Seamos imitadores de Dios, como hijos queridos… como hijos de la luz. Porque somos hijos queridos de Dios, hemos de ser hijos de la luz, imitadores de este Padre bueno. Amor con amor se paga, y hemos recibido tanto amor… “vivid en el amor como Cristo os amó y se entregó por nosotros a Dios”. Y seamos de los que no tengamos que ponernos colorados por haber caído en lo que dice este cartel que he leído: Prohibido decir te quiero y no demostrarlo.
No seamos como los hipócritas que dice el evangelio: tenemos para desatar el buey del pesebre, o arreglar los frenos del coche, o jugar una partida a la Wii todos los días de la semana, ¿no hay que dejar el domingo sobre todo para Dios? Jesús, en este evangelio hace un milagro, movido por la misericordia frente al dolor humano, pero habla también de prioridades. Lo primero es el amor y luego la ley, y no al revés. Pero, también, primero es la ley, es decir, las obligaciones, antes que el ocio. Descuidar las obligaciones es también condenado por Jesús.
Los hijos de la luz son los que se dejan iluminar por Dios, y como consecuencia iluminan a los demás hombres. No tienen luz propia, sino que la reciben de Dios: “a Él sólo la gloria y la alabanza”. Lo contrario es el hombre de las tinieblas, el que vive en la inmoralidad. San Pablo lo retrata bien en su carta a los efesios. Miremos en nuestra oración, o mejor en el balance del día, si tenemos algún rasgo de estos hombres de la oscuridad: indecencia o afán de dinero, chabacanerías, estupideces o frases de doble sentido…

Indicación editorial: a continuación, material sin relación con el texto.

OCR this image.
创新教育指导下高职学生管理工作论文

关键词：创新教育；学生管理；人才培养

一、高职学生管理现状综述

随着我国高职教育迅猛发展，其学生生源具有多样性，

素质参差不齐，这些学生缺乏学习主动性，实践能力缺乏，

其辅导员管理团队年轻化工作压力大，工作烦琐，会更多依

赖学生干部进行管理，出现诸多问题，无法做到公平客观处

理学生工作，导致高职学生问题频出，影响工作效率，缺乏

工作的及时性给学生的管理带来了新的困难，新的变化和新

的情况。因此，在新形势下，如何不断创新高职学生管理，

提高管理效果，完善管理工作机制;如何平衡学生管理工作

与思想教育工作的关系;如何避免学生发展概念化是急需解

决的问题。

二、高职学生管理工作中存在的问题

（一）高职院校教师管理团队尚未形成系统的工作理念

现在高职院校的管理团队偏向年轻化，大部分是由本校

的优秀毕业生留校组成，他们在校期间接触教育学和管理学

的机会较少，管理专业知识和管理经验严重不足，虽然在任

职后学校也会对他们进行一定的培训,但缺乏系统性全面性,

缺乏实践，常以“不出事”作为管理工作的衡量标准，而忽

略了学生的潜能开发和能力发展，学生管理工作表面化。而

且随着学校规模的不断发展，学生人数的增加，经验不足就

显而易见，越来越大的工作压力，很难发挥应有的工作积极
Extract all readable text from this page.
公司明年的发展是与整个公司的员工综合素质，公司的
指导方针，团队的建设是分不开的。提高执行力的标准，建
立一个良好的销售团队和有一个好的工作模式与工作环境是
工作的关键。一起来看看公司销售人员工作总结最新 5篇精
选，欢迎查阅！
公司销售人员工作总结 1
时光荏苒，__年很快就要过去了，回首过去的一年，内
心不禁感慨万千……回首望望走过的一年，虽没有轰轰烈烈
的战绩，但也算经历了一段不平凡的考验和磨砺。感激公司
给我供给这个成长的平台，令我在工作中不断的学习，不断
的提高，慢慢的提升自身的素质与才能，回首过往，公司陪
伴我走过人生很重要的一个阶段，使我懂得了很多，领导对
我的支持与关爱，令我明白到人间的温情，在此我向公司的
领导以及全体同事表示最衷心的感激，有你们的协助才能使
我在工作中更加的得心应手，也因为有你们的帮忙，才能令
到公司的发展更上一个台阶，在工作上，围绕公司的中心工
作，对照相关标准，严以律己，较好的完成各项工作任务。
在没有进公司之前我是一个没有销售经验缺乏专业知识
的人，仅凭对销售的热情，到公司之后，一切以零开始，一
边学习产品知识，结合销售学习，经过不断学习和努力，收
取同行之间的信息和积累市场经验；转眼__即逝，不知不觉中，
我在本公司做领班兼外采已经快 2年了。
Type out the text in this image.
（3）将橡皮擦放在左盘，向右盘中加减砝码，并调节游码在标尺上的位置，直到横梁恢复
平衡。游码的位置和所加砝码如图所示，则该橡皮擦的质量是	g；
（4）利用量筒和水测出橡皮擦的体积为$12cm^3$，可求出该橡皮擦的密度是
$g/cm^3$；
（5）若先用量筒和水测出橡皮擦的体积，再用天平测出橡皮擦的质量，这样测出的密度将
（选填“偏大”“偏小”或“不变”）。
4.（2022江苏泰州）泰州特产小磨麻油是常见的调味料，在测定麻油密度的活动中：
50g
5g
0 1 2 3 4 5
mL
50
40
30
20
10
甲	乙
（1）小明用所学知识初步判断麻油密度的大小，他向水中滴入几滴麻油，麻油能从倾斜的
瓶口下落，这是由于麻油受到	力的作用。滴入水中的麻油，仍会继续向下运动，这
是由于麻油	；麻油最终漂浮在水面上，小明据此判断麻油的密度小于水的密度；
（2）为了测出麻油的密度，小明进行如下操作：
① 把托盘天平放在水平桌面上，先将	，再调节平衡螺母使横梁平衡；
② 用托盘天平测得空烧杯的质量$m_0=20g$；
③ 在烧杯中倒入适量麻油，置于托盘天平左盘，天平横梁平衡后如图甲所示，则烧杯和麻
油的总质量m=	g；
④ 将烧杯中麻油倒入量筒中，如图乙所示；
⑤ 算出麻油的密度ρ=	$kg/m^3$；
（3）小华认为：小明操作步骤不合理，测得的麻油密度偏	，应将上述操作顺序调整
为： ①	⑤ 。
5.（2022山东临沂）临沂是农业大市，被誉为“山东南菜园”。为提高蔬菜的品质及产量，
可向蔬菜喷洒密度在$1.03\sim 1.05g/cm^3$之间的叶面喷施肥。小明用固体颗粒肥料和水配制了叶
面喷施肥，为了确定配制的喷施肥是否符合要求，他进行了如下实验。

Hoy, nos podemos fijar bien en la luz de las bombillas que iluminan nuestra capilla o lugar de oración. Si se apagan, quedamos a oscuras. Si nos apagamos queda a oscuras la humanidad. Somos pequeños y humildes focos de luz, pero necesarios para el mundo. Iluminemos con nuestras vidas para que otros vean a Cristo.